The New York Times just ran a fascinating trend piece about the demise of nicknames in sports. The reporter, John Branch, waxed poetic about the great nicknames of yesteryear, ranging from ‘the Bambino’ and ‘Dr. J’ to ‘Earl the Pearl’ and ‘Night Train’.
Here's the rub, though. Nicknames aren't just disappearing in sports, they're vanishing in society at large.
To explain why, the Times cites sociologists and experts in onomastics (now, there's an obscure profession for you). The experts say we don't have ‘Choo-Choos’, ‘Mookies’ or ‘Whiteys’ anymore because there's an increasing lack of intimacy and connectedness in society. A Wayne State professor added “…a nickname, good or bad, meant we cared. You don't give someone about whom you are indifferent a nickname. The opposite of love is not hate. It's indifference.” Amen, brother.
I love nicknames and always will. And, I've been unknowingly bucking the nickname nixing trend from day one. To wit:
- My son, Chris, is known as ‘Ali’ (a la Muhammad Ali, my all-time favorite boxer).
- My daughter, Catharine, is known as ‘the Goose’ (because one of her earliest expressions was “You silly goose.”)
- My older brother, Russ, is ‘Ra’ because that's how my younger brother John (‘J’) once pronounced his name.

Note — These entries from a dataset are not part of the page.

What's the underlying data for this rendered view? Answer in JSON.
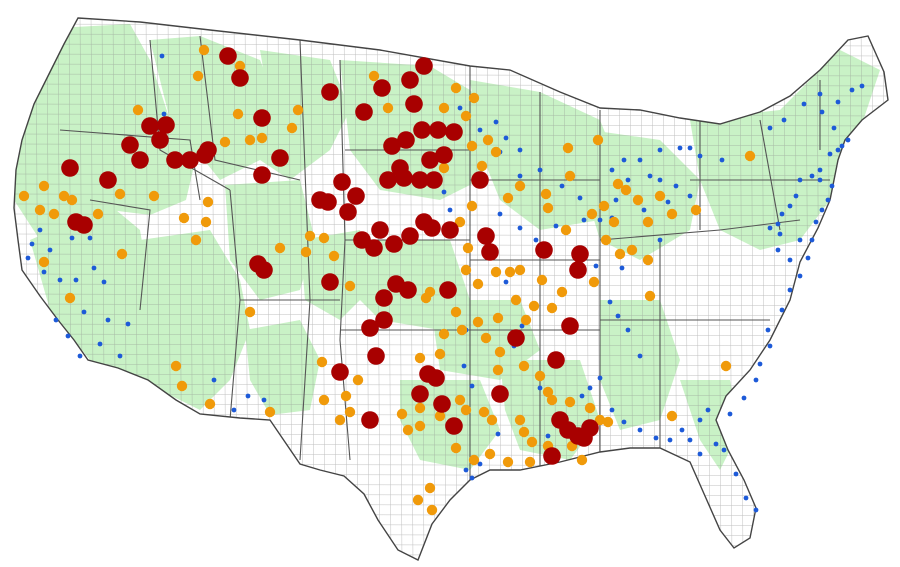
{
  "map": {
    "subject": "contiguous-united-states-counties",
    "colors": {
      "background": "#ffffff",
      "land_default": "#ffffff",
      "land_highlight": "#c9f2c6",
      "county_border": "#8c8c8c",
      "state_border": "#555555",
      "large_marker": "#a80000",
      "medium_marker": "#f09a0a",
      "small_marker": "#1d5ad8"
    }
  }
}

- Chris calls me ‘sDot’ (he says it has something to do with my addiction to the BB. Addiction? What addiction?)
- Chris's significant other is universally known as ‘O.P.’ (her initials)

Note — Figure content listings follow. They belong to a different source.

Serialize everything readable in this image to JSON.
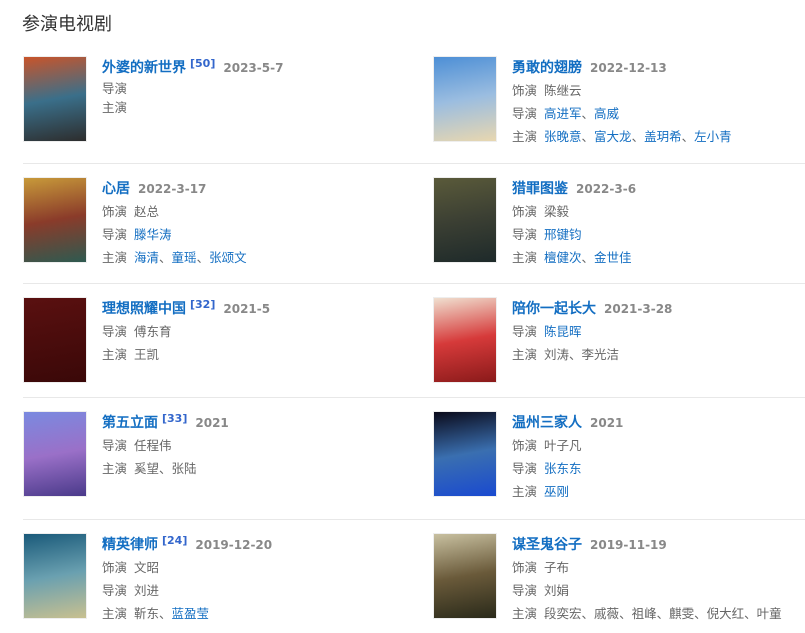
{
  "section_title": "参演电视剧",
  "labels": {
    "role": "饰演",
    "director": "导演",
    "cast": "主演"
  },
  "colors": {
    "link": "#136ec2",
    "text": "#666666",
    "date": "#888888",
    "ref": "#3366cc"
  },
  "items": [
    {
      "title": "外婆的新世界",
      "ref": "[50]",
      "date": "2023-5-7",
      "compact": true,
      "poster": [
        "#c9542a",
        "#3a6f8a",
        "#2d2d2d"
      ],
      "lines": [
        {
          "type": "director",
          "people": []
        },
        {
          "type": "cast",
          "people": []
        }
      ]
    },
    {
      "title": "勇敢的翅膀",
      "ref": "",
      "date": "2022-12-13",
      "poster": [
        "#4d8fd6",
        "#9bbde0",
        "#e8d7b0"
      ],
      "lines": [
        {
          "type": "role",
          "people": [
            {
              "name": "陈继云",
              "link": false
            }
          ]
        },
        {
          "type": "director",
          "people": [
            {
              "name": "高进军",
              "link": true
            },
            {
              "name": "高威",
              "link": true
            }
          ]
        },
        {
          "type": "cast",
          "people": [
            {
              "name": "张晚意",
              "link": true
            },
            {
              "name": "富大龙",
              "link": true
            },
            {
              "name": "盖玥希",
              "link": true
            },
            {
              "name": "左小青",
              "link": true
            }
          ]
        }
      ]
    },
    {
      "title": "心居",
      "ref": "",
      "date": "2022-3-17",
      "poster": [
        "#c89a3a",
        "#8a3b2a",
        "#2e5a50"
      ],
      "lines": [
        {
          "type": "role",
          "people": [
            {
              "name": "赵总",
              "link": false
            }
          ]
        },
        {
          "type": "director",
          "people": [
            {
              "name": "滕华涛",
              "link": true
            }
          ]
        },
        {
          "type": "cast",
          "people": [
            {
              "name": "海清",
              "link": true
            },
            {
              "name": "童瑶",
              "link": true
            },
            {
              "name": "张颂文",
              "link": true
            }
          ]
        }
      ]
    },
    {
      "title": "猎罪图鉴",
      "ref": "",
      "date": "2022-3-6",
      "poster": [
        "#5a5a3a",
        "#3b3f33",
        "#1e2a2a"
      ],
      "lines": [
        {
          "type": "role",
          "people": [
            {
              "name": "梁毅",
              "link": false
            }
          ]
        },
        {
          "type": "director",
          "people": [
            {
              "name": "邢键钧",
              "link": true
            }
          ]
        },
        {
          "type": "cast",
          "people": [
            {
              "name": "檀健次",
              "link": true
            },
            {
              "name": "金世佳",
              "link": true
            }
          ]
        }
      ]
    },
    {
      "title": "理想照耀中国",
      "ref": "[32]",
      "date": "2021-5",
      "poster": [
        "#5a1010",
        "#4a0c0c",
        "#3a0808"
      ],
      "lines": [
        {
          "type": "director",
          "people": [
            {
              "name": "傅东育",
              "link": false
            }
          ]
        },
        {
          "type": "cast",
          "people": [
            {
              "name": "王凯",
              "link": false
            }
          ]
        }
      ]
    },
    {
      "title": "陪你一起长大",
      "ref": "",
      "date": "2021-3-28",
      "poster": [
        "#f0e0d0",
        "#d63a3a",
        "#8a1a1a"
      ],
      "lines": [
        {
          "type": "director",
          "people": [
            {
              "name": "陈昆晖",
              "link": true
            }
          ]
        },
        {
          "type": "cast",
          "people": [
            {
              "name": "刘涛",
              "link": false
            },
            {
              "name": "李光洁",
              "link": false
            }
          ]
        }
      ]
    },
    {
      "title": "第五立面",
      "ref": "[33]",
      "date": "2021",
      "poster": [
        "#7a8ae0",
        "#9a70c8",
        "#4a3a8a"
      ],
      "lines": [
        {
          "type": "director",
          "people": [
            {
              "name": "任程伟",
              "link": false
            }
          ]
        },
        {
          "type": "cast",
          "people": [
            {
              "name": "奚望",
              "link": false
            },
            {
              "name": "张陆",
              "link": false
            }
          ]
        }
      ]
    },
    {
      "title": "温州三家人",
      "ref": "",
      "date": "2021",
      "poster": [
        "#0a0a1a",
        "#3a6fb0",
        "#1a4ad0"
      ],
      "lines": [
        {
          "type": "role",
          "people": [
            {
              "name": "叶子凡",
              "link": false
            }
          ]
        },
        {
          "type": "director",
          "people": [
            {
              "name": "张东东",
              "link": true
            }
          ]
        },
        {
          "type": "cast",
          "people": [
            {
              "name": "巫刚",
              "link": true
            }
          ]
        }
      ]
    },
    {
      "title": "精英律师",
      "ref": "[24]",
      "date": "2019-12-20",
      "poster": [
        "#1a5a7a",
        "#6aa0b0",
        "#c8c090"
      ],
      "lines": [
        {
          "type": "role",
          "people": [
            {
              "name": "文昭",
              "link": false
            }
          ]
        },
        {
          "type": "director",
          "people": [
            {
              "name": "刘进",
              "link": false
            }
          ]
        },
        {
          "type": "cast",
          "people": [
            {
              "name": "靳东",
              "link": false
            },
            {
              "name": "蓝盈莹",
              "link": true
            }
          ]
        }
      ]
    },
    {
      "title": "谋圣鬼谷子",
      "ref": "",
      "date": "2019-11-19",
      "poster": [
        "#c8c0a0",
        "#6a5a3a",
        "#2a2a1a"
      ],
      "lines": [
        {
          "type": "role",
          "people": [
            {
              "name": "子布",
              "link": false
            }
          ]
        },
        {
          "type": "director",
          "people": [
            {
              "name": "刘娟",
              "link": false
            }
          ]
        },
        {
          "type": "cast",
          "people": [
            {
              "name": "段奕宏",
              "link": false
            },
            {
              "name": "戚薇",
              "link": false
            },
            {
              "name": "祖峰",
              "link": false
            },
            {
              "name": "麒雯",
              "link": false
            },
            {
              "name": "倪大红",
              "link": false
            },
            {
              "name": "叶童",
              "link": false
            }
          ]
        }
      ]
    }
  ]
}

- My buddy, Tommy, is the Babe Ruth of nicknames. He's alternatively known as ‘Thos’, ‘TLP’, ‘El Hombre Blondo', ‘Le Poer’ and ‘Thom’ (the man may have an identity complex).
Many of Peppercom's key players sport nicknames as well. There's:
- Ted ‘Teddy Ballgame’ Birkhahn (because, like the original Teddy Ballgame, our Ted can do it all).
- Maggie ‘Maggs’ O'Neill.
- Nick ‘The Knife’ Light (one of the Goose's high school boyfriends was known as Nick the Knife, so poor Nick was handed the same sobriquet).
- Dandy Stevenson is ‘The Danderoo’ (that's what Howard Cosell always called Dandy Don Meredith).
- Ed is either ‘Eddie Moeddie’ or ‘Edward Moedward’ (depending on whether the social situation is casual or formal).
- And, then, there's our West Coast president Ann Barlow, who is known solely by her surname. (i.e. “What's Barlow been up to of late?”)
I could go on and on. But, I think the nickname thing is indicative of my personal POV and Peppercom's culture. I give nicknames to people I like and care about (or, absolutely detest. But, that's a different blog for a different day).
I think the Wayne State egghead nailed it when he said the opposite of love is indifference. One of the main reasons people hate their jobs is because of the impersonal nature of the workplace. Peppercom has many faults, but impersonal and indifferent it is not.
I dare any holding company executive to share just one nickname from his or her place of work. They can't. Because at the big firms, you're just a number. Trust me, there's no Ed 'The Glider' Charles or Walt 'Clyde' Frazier at Weber-Shandwick, Burson or Hill & Knowlton. Because, well, that would be a tad too personal.
How about your organization (or circle of friends)? Have any cool nicknames you'd care to share?